In Folge bariatrischer Operationen werden Gewichtsverluste von bis zu 38 kg innerhalb eines Jahres postoperativ verzeichnet [2]. Diese wirken sich positiv auf etwaige Begleiterkrankungen aus: insbesondere hinsichtlich Glukose- und Fett-Stoffwechsel, Bewegungsapparat und Blutdruck profitieren die Betroffenen [3;4;5]. In einer aktuellen Meta-Analyse konnte außerdem ein um 41 % reduziertes Mortalitätsrisiko von operierten Adipositas-Patienten gegenüber nicht-operierten Patienten nachgewiesen werden [6]. Die Lebensqualität der Patienten nach einer Adipositasoperation steigt, auch durch die psychische Entlastung dank des neuen Körpergefühls und eines dadurch gesteigerten Selbstbewusstseins, meist erheblich.


Quellen

[1] Arbeitsgemeinschaft der Wissenschaftlichen Medizinischen Fachgesellschaften (2018): S3-Leitlinie: Chirurgie der Adipositas und metabolischer Erkrankungen. Version 2.3. Online unter http://www.awmf.org/uploads/tx_szleitlinien/088-001l_S3_Chirurgie-Adipositas-metabolische-Erkrankugen_2018-02.pdf.

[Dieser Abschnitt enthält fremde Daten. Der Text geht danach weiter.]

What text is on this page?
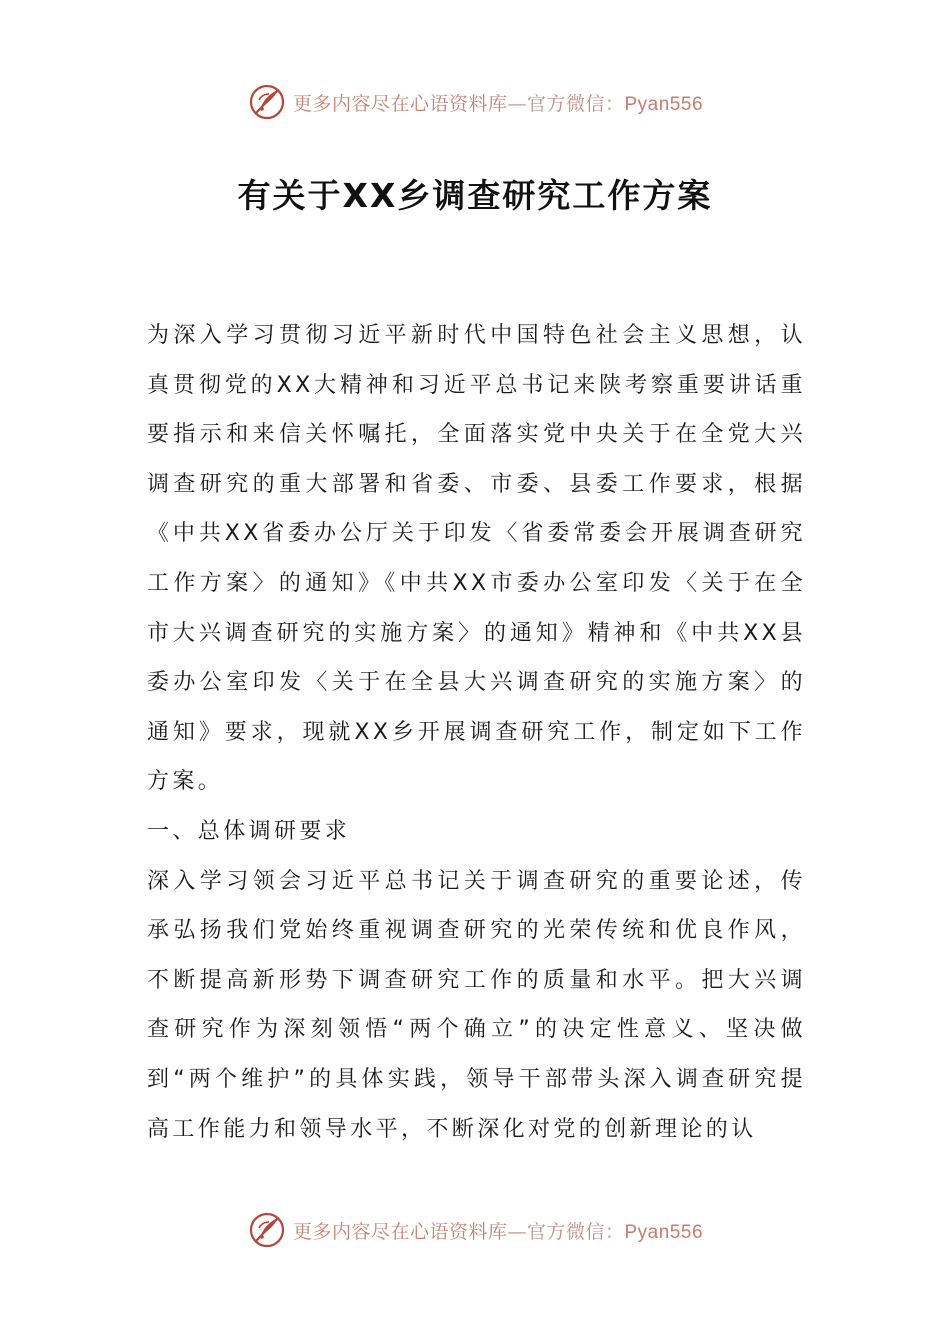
更多内容尽在心语资料库—官方微信：Pyan556
有关于XX乡调查研究工作方案

为深入学习贯彻习近平新时代中国特色社会主义思想，认真贯彻党的XX大精神和习近平总书记来陕考察重要讲话重要指示和来信关怀嘱托，全面落实党中央关于在全党大兴调查研究的重大部署和省委、市委、县委工作要求，根据《中共XX省委办公厅关于印发〈省委常委会开展调查研究工作方案〉的通知》《中共XX市委办公室印发〈关于在全市大兴调查研究的实施方案〉的通知》精神和《中共XX县委办公室印发〈关于在全县大兴调查研究的实施方案〉的通知》要求，现就XX乡开展调查研究工作，制定如下工作方案。

一、总体调研要求

深入学习领会习近平总书记关于调查研究的重要论述，传承弘扬我们党始终重视调查研究的光荣传统和优良作风，不断提高新形势下调查研究工作的质量和水平。把大兴调查研究作为深刻领悟“两个确立”的决定性意义、坚决做到“两个维护”的具体实践，领导干部带头深入调查研究提高工作能力和领导水平，不断深化对党的创新理论的认

更多内容尽在心语资料库—官方微信：Pyan556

[2] L. Sjöström et al. (2004): Lifestyle, Diabetes, and Cardiovascular Risk Factors 10 Years after Bariatric Surgery. In: The New England Journal of Medicine, Vol. 351, Nr. 26, S. 2683-2693.

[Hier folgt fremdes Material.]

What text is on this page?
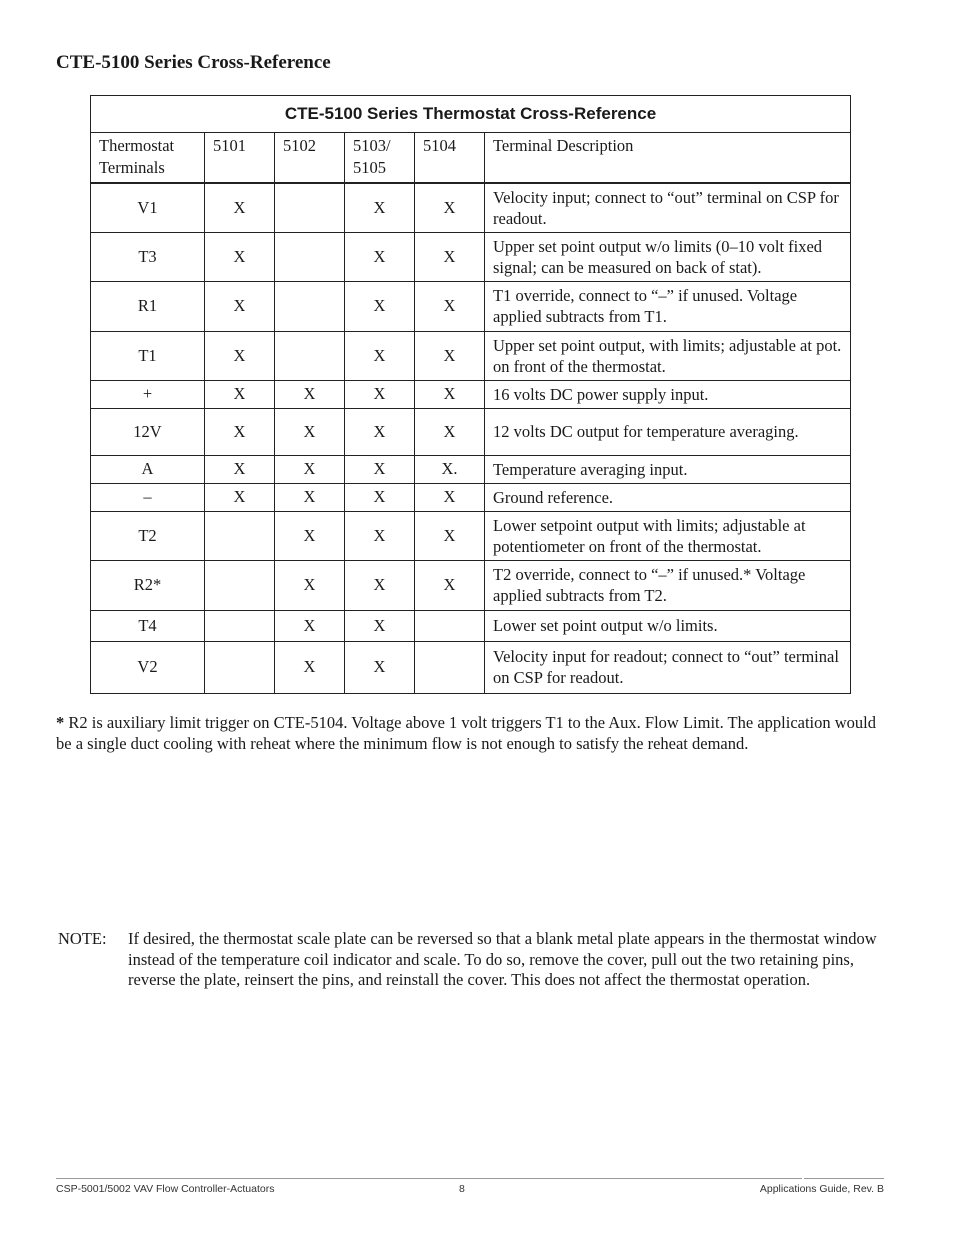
CTE-5100 Series Cross-Reference
CTE-5100 Series Thermostat Cross-Reference					
Thermostat Terminals	5101	5102	5103/ 5105	5104	Terminal Description
V1	X		X	X	Velocity input; connect to “out” terminal on CSP for readout.
T3	X		X	X	Upper set point output w/o limits (0–10 volt fixed signal; can be measured on back of stat).
R1	X		X	X	T1 override, connect to “–” if unused. Voltage applied subtracts from T1.
T1	X		X	X	Upper set point output, with limits; adjustable at pot. on front of the thermostat.
+	X	X	X	X	16 volts DC power supply input.
12V	X	X	X	X	12 volts DC output for temperature averaging.
A	X	X	X	X.	Temperature averaging input.
–	X	X	X	X	Ground reference.
T2		X	X	X	Lower setpoint output with limits; adjustable at potentiometer on front of the thermostat.
R2*		X	X	X	T2 override, connect to “–” if unused.* Voltage applied subtracts from T2.
T4		X	X		Lower set point output w/o limits.
V2		X	X		Velocity input for readout; connect to “out” terminal on CSP for readout.
* R2 is auxiliary limit trigger on CTE-5104. Voltage above 1 volt triggers T1 to the Aux. Flow Limit. The application would be a single duct cooling with reheat where the minimum flow is not enough to satisfy the reheat demand.
NOTE: If desired, the thermostat scale plate can be reversed so that a blank metal plate appears in the thermostat window instead of the temperature coil indicator and scale. To do so, remove the cover, pull out the two retaining pins, reverse the plate, reinsert the pins, and reinstall the cover. This does not affect the thermostat operation.
CSP-5001/5002 VAV Flow Controller-Actuators	8	Applications Guide, Rev. B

[3] N. Puzziferri et al. (2014): Long-term Follow-up After Bariatric Surgery: A Systematic Review. In: Journal of the American Medical Association, Vol. 312, Nr. 9, S. 934-942.

[4] S.-H. Chang et al. (2014): Bariatric surgery: an updated systematic review and meta-analysis, 2003 – 2012. Journal of the American Medican Association Surgery, Vol. 149, Nr. 3, S. 275-287.

[5] T.D. Adams et al. (2017): Weight and Metabolic Outcomes 12 Years after Gastric Bypass. In: The New England Journal of Medicine, Vol. 337, S. 1143-1155.

[6] L. Cardoso et al [2017]: Short- and long-term mortality after bariatric surgery: A systematic review and meta-analysis. In: Diabetes, Obesity and Metabolism, Vol. 19, Nr. 9, S. 1223-1232.